AC_DEFUN_ONCE([TUKLIB_INTEGER], [
AC_REQUIRE([TUKLIB_COMMON])
AC_REQUIRE([AC_C_BIGENDIAN])

AC_MSG_CHECKING([if __builtin_bswap16/32/64 are supported])
AC_LINK_IFELSE([AC_LANG_PROGRAM([[]],
                        [[__builtin_bswap16(1);
                        __builtin_bswap32(1);
                        __builtin_bswap64(1);]])],
[
        AC_DEFINE([HAVE___BUILTIN_BSWAPXX], [1],
                [Define to 1 if the GNU C extensions
                __builtin_bswap16/32/64 are supported.])
        AC_MSG_RESULT([yes])
], [
        AC_MSG_RESULT([no])

        # Look for other byteswapping methods.
        AC_CHECK_HEADERS([byteswap.h sys/endian.h sys/byteorder.h], [break])

        # Even if we have byteswap.h we may lack the specific macros/functions.
        if test x$ac_cv_header_byteswap_h = xyes ; then
                m4_foreach([FUNC], [bswap_16,bswap_32,bswap_64], [
                        AC_MSG_CHECKING([if FUNC is available])
                        AC_LINK_IFELSE([AC_LANG_SOURCE([
#include <byteswap.h>
int
main(void)
{
        FUNC[](42);
        return 0;
}
                        ])], [
                                AC_DEFINE(HAVE_[]m4_toupper(FUNC), [1],
                                        [Define to 1 if] FUNC [is available.])
                                AC_MSG_RESULT([yes])
                        ], [AC_MSG_RESULT([no])])

                ])dnl
        fi
])

AC_MSG_CHECKING([if unaligned memory access should be used])
AC_ARG_ENABLE([unaligned-access], AS_HELP_STRING([--enable-unaligned-access],
                [Enable if the system supports *fast* unaligned memory access
                with 16-bit, 32-bit, and 64-bit integers.
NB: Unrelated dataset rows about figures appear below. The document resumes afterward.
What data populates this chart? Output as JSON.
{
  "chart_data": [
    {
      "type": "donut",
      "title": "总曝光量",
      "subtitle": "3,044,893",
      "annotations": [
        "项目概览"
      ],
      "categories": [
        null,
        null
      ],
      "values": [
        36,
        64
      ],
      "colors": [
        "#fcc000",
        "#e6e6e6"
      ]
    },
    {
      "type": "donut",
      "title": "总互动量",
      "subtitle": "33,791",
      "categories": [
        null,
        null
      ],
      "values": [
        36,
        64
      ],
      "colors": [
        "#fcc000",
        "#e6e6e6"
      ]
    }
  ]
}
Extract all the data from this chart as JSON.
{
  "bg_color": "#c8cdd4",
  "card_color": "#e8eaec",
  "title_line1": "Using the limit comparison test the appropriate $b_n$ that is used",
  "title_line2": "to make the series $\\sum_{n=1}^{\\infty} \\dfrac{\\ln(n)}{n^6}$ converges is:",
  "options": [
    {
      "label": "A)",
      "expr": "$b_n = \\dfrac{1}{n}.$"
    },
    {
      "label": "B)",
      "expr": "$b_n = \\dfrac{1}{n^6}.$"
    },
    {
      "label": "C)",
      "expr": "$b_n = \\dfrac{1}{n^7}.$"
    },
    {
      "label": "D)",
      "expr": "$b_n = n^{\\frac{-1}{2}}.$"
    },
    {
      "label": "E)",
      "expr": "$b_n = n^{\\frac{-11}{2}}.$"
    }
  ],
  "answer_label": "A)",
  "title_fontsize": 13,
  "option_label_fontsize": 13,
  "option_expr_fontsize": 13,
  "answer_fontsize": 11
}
By default,
                this is enabled on x86, x86-64,
                32/64-bit big endian PowerPC,
                64-bit little endian PowerPC,
                and some ARM, ARM64, and RISC-V systems.]),
        [], [enable_unaligned_access=auto])
if test "x$enable_unaligned_access" = xauto ; then
        # NOTE: There might be other architectures on which unaligned access
        # is fast.
        case $host_cpu in
                i?86|x86_64|powerpc|powerpc64|powerpc64le)
                        enable_unaligned_access=yes
                        ;;
                arm*|aarch64*|riscv*)
                        # On 32-bit and 64-bit ARM, GCC and Clang
                        # #define __ARM_FEATURE_UNALIGNED if
                        # unaligned access is supported.
                        #
                        # Exception: GCC at least up to 13.2.0
                        # defines it even when using -mstrict-align
                        # so in that case this autodetection goes wrong.
                        # Most of the time -mstrict-align isn't used so it
                        # shouldn't be a common problem in practice. See:
                        # https://gcc.gnu.org/bugzilla/show_bug.cgi?id=111555
                        #
                        # RISC-V C API Specification says that if
                        # __riscv_misaligned_fast is defined then
                        # unaligned access is known to be fast.
                        #
                        # MSVC is handled as a special case: We assume that
                        # 32/64-bit ARM supports fast unaligned access.
                        # If MSVC gets RISC-V support then this will assume
                        # fast unaligned access on RISC-V too.
                        AC_COMPILE_IFELSE([AC_LANG_SOURCE([
#if !defined(__ARM_FEATURE_UNALIGNED) \
                && !defined(__riscv_misaligned_fast) \
                && !defined(_MSC_VER)
compile error
#endif
int main(void) { return 0; }
])], [enable_unaligned_access=yes], [enable_unaligned_access=no])
                        ;;
                *)
                        enable_unaligned_access=no
                        ;;
        esac
fi
if test "x$enable_unaligned_access" = xyes ; then
        AC_DEFINE([TUKLIB_FAST_UNALIGNED_ACCESS], [1], [Define to 1 if
                the system supports fast unaligned access to 16-bit,
                32-bit, and 64-bit integers.])
        AC_MSG_RESULT([yes])
else
        AC_MSG_RESULT([no])
fi

AC_MSG_CHECKING([if unsafe type punning should be used])
AC_ARG_ENABLE([unsafe-type-punning],
        AS_HELP_STRING([--enable-unsafe-type-punning],
                [This introduces strict aliasing violations and may result
                in broken code. However, this might improve performance in
                some cases, especially with old compilers (e.g.
                GCC 3 and early 4.x on x86, GCC < 6 on ARMv6 and ARMv7).]),
        [], [enable_unsafe_type_punning=no])
if test "x$enable_unsafe_type_punning" = xyes ; then
        AC_DEFINE([TUKLIB_USE_UNSAFE_TYPE_PUNNING], [1], [Define to 1 to use
                unsafe type punning, e.g. char *x = ...; *(int *)x = 123;
                which violates strict aliasing rules and thus is
                undefined behavior and might result in broken code.])
        AC_MSG_RESULT([yes])
else
        AC_MSG_RESULT([no])
fi

AC_MSG_CHECKING([if __builtin_assume_aligned is supported])
AC_LINK_IFELSE([AC_LANG_PROGRAM([[]], [[__builtin_assume_aligned("", 1);]])],
        [
                AC_DEFINE([HAVE___BUILTIN_ASSUME_ALIGNED], [1],
                        [Define to 1 if the GNU C extension
                        __builtin_assume_aligned is supported.])
                AC_MSG_RESULT([yes])
        ], [
                AC_MSG_RESULT([no])
        ])
])dnl